Oslo Telescopic meets Dominique a and Fabio Viscogliosi - Café de la danse - 17 décembre 2002

Comme les mercenaires, ils sont 7, à défaut de colts, leurs inquiétantes silhouettes arborent d'énigmatiques lampes frontales, et tels les fameux pieds nickelés, leur uniforme se compose de chemises striées ...
Mais qui sont donc ces nouveaux super-héros ?

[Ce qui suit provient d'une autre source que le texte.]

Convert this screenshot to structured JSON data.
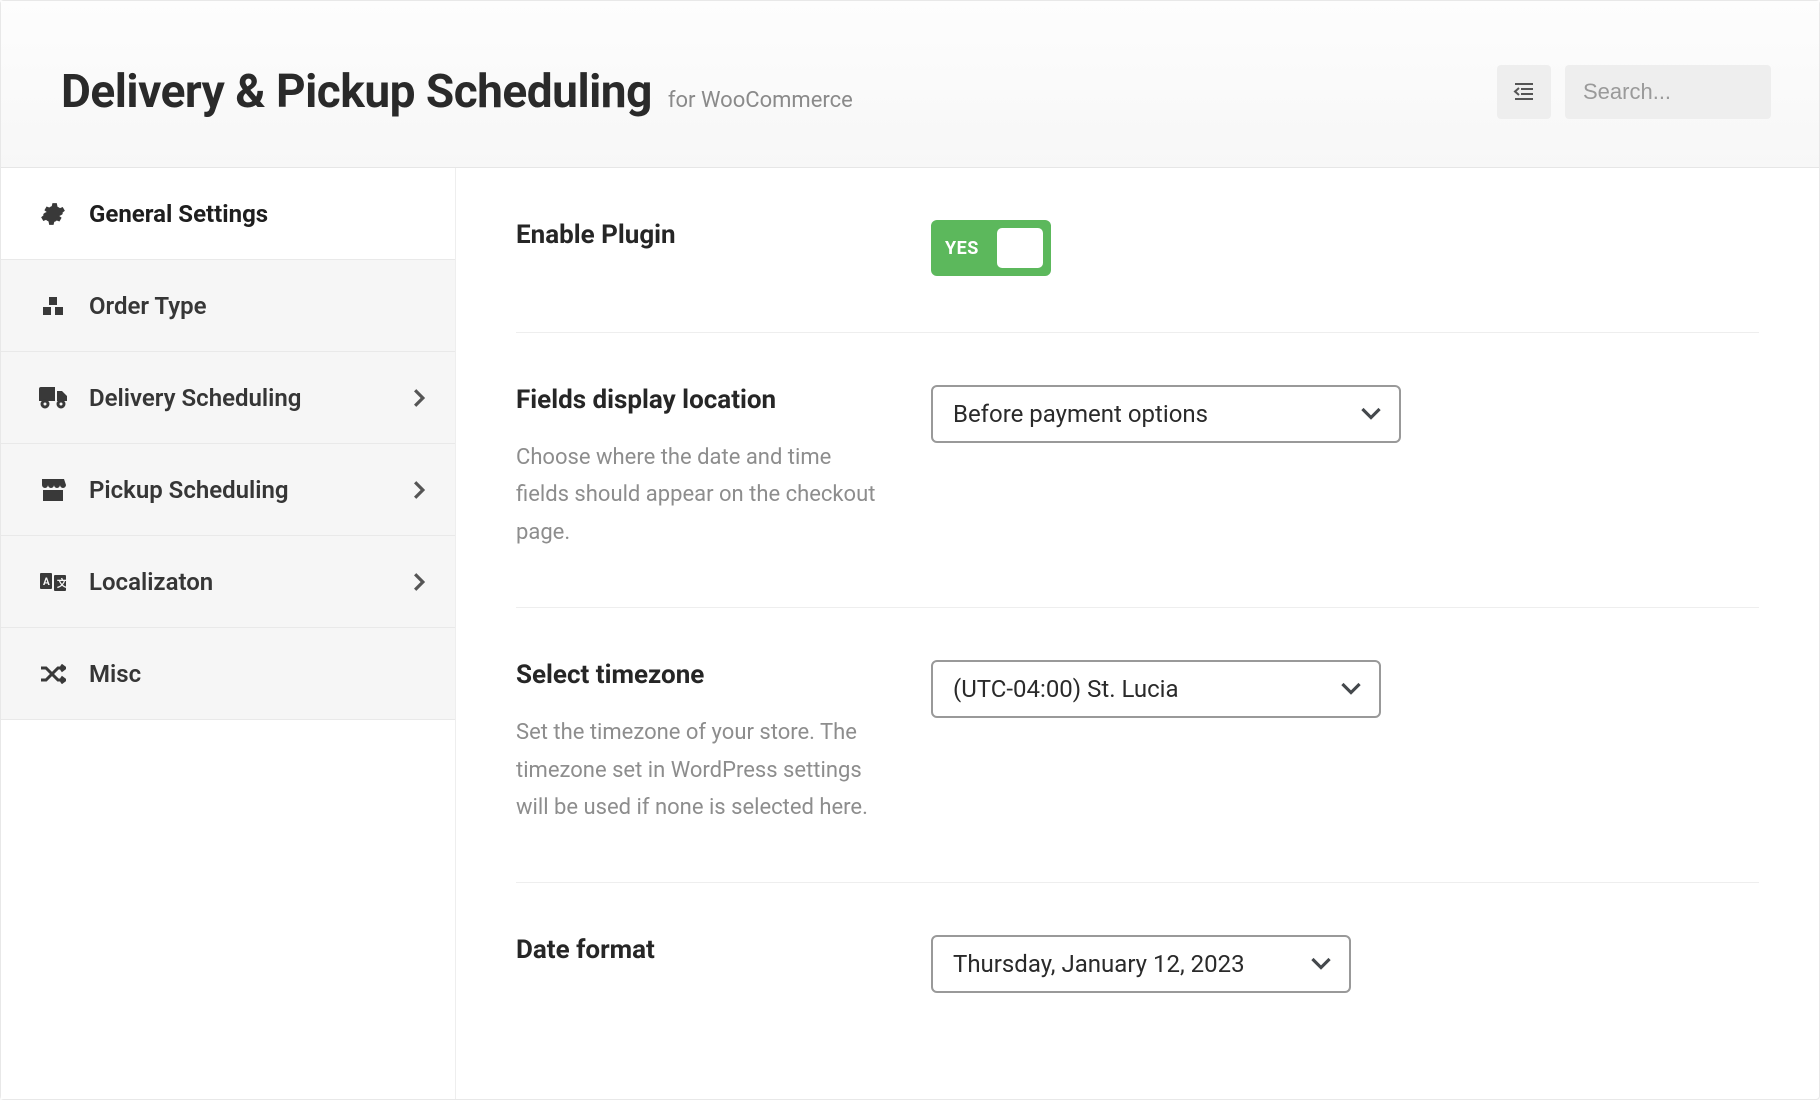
{
  "header": {
    "title": "Delivery & Pickup Scheduling",
    "subtitle": "for WooCommerce",
    "search_placeholder": "Search..."
  },
  "sidebar": {
    "items": [
      {
        "label": "General Settings",
        "has_chevron": false,
        "active": true
      },
      {
        "label": "Order Type",
        "has_chevron": false,
        "active": false
      },
      {
        "label": "Delivery Scheduling",
        "has_chevron": true,
        "active": false
      },
      {
        "label": "Pickup Scheduling",
        "has_chevron": true,
        "active": false
      },
      {
        "label": "Localizaton",
        "has_chevron": true,
        "active": false
      },
      {
        "label": "Misc",
        "has_chevron": false,
        "active": false
      }
    ]
  },
  "settings": {
    "enable_plugin": {
      "label": "Enable Plugin",
      "toggle_text": "YES",
      "value": true
    },
    "fields_display": {
      "label": "Fields display location",
      "description": "Choose where the date and time fields should appear on the checkout page.",
      "selected": "Before payment options"
    },
    "timezone": {
      "label": "Select timezone",
      "description": "Set the timezone of your store. The timezone set in WordPress settings will be used if none is selected here.",
      "selected": "(UTC-04:00) St. Lucia"
    },
    "date_format": {
      "label": "Date format",
      "selected": "Thursday, January 12, 2023"
    }
  }
}
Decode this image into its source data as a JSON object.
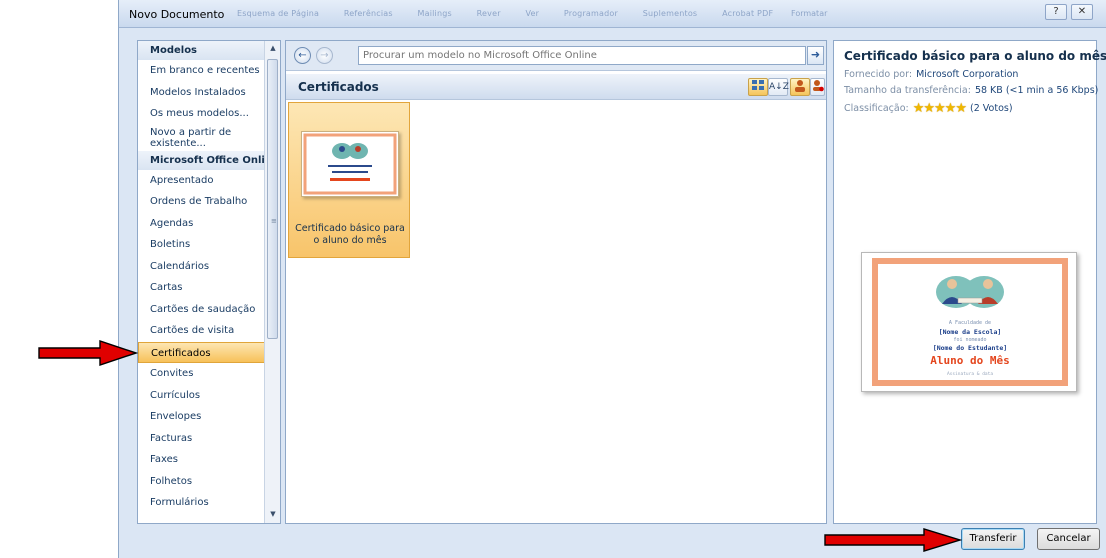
{
  "dialog": {
    "title": "Novo Documento",
    "ghost_tabs": [
      "Esquema de Página",
      "Referências",
      "Mailings",
      "Rever",
      "Ver",
      "Programador",
      "Suplementos",
      "Acrobat PDF"
    ],
    "ghost_right": "Formatar",
    "help_glyph": "?",
    "close_glyph": "✕"
  },
  "sidebar": {
    "section_models": "Modelos",
    "items_top": [
      "Em branco e recentes",
      "Modelos Instalados",
      "Os meus modelos...",
      "Novo a partir de existente..."
    ],
    "section_online": "Microsoft Office Online",
    "items": [
      "Apresentado",
      "Ordens de Trabalho",
      "Agendas",
      "Boletins",
      "Calendários",
      "Cartas",
      "Cartões de saudação",
      "Cartões de visita",
      "Certificados",
      "Convites",
      "Currículos",
      "Envelopes",
      "Facturas",
      "Faxes",
      "Folhetos",
      "Formulários"
    ],
    "selected": "Certificados"
  },
  "search": {
    "placeholder": "Procurar um modelo no Microsoft Office Online",
    "back_glyph": "←",
    "forward_glyph": "→",
    "go_glyph": "➜"
  },
  "center": {
    "header_title": "Certificados",
    "sort_glyph": "A↓Z",
    "tile_label": "Certificado básico para o aluno do mês"
  },
  "details": {
    "title": "Certificado básico para o aluno do mês",
    "provider_label": "Fornecido por:",
    "provider_value": "Microsoft Corporation",
    "size_label": "Tamanho da transferência:",
    "size_value": "58 KB (<1 min a 56 Kbps)",
    "rating_label": "Classificação:",
    "rating_stars": "★★★★★",
    "rating_votes": "(2 Votos)"
  },
  "preview": {
    "small_top": "A Faculdade de",
    "school": "[Nome da Escola]",
    "student": "[Nome do Estudante]",
    "small_mid": "foi nomeado",
    "award": "Aluno do Mês",
    "small_bottom": "Assinatura & data"
  },
  "footer": {
    "primary_label": "Transferir",
    "cancel_label": "Cancelar"
  },
  "colors": {
    "arrow": "#e00000",
    "selection": "#f7c15a"
  }
}
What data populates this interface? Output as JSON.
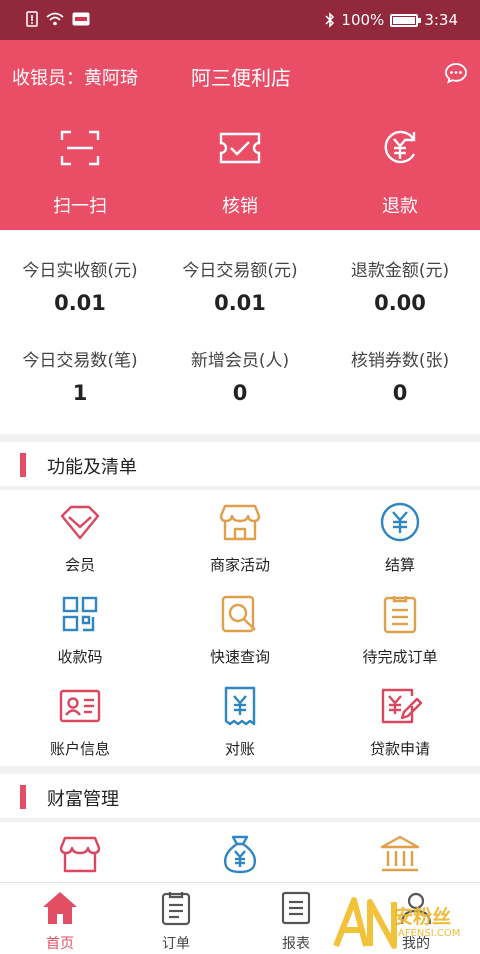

Qui n'était pas mis au parfum de l'obscur projet Oslo Telescopic et de la véritable énigme que constitue son line-up a dû pour le moins se sentir étonné à l'apparition sur les planches de six lascars à l'aspect furieusement comics, balayant la foule grâce à d’opportunes torches vissées sur le crâne, grimaçant à qui mieux-mieux avec force rictus, expressions inquiétantes que ne cachaient que peu les bandelettes momifiantes dont ils avaient recouvert leurs énigmatiques faciès.

Déversant une affolante prose fielleuse martelée sur des beats lo-fi, une voix trafiquée mixée en avant, la consternation est patente dans les rangs, follement pris à parti par ailleurs par une voix samplée, assénant des propos outrageux que ne renieraient pas les Stupeflip, passés maîtres en la matière ("We fuck You All !").
Mine de rien, la pression monte dangereusement dans ces agressives complaintes (« I've got a devil's haircut on my mind », en vient-on à fredonner …) et on essaie tant bien que mal de deviner qui se cache derrière les silhouettes patibulaires de ces marvels de pacotille ...
Et Dominique a, d’ailleurs, est-il déjà sur scène ?

L'interrogation ne demeure guère plus longtemps que 5/6 morceaux : 2 malabars ventripotents amènent tout d'un coup des coulisses un forcené attaché à sa chaise.
Celui-ci, emprisonné comme à camisole, dodeline vaguement de la tête sur ce morceau barré, pièce égarée au sein de ce pseudo cabaret déjanté. Asile d’aliénés ?

Il faut la force furibarde d'un morceau noisy-punk, asséné martialement, pour que l'individu se libère de ses chaînes et danse la gigue, secoué convulsivement dans des mouvements d’apocalypse quasi-tribaux.
Là, le doute n'est plus permis : on t'a reconnu, Dominique, en 7ème membre de cette perverse clique !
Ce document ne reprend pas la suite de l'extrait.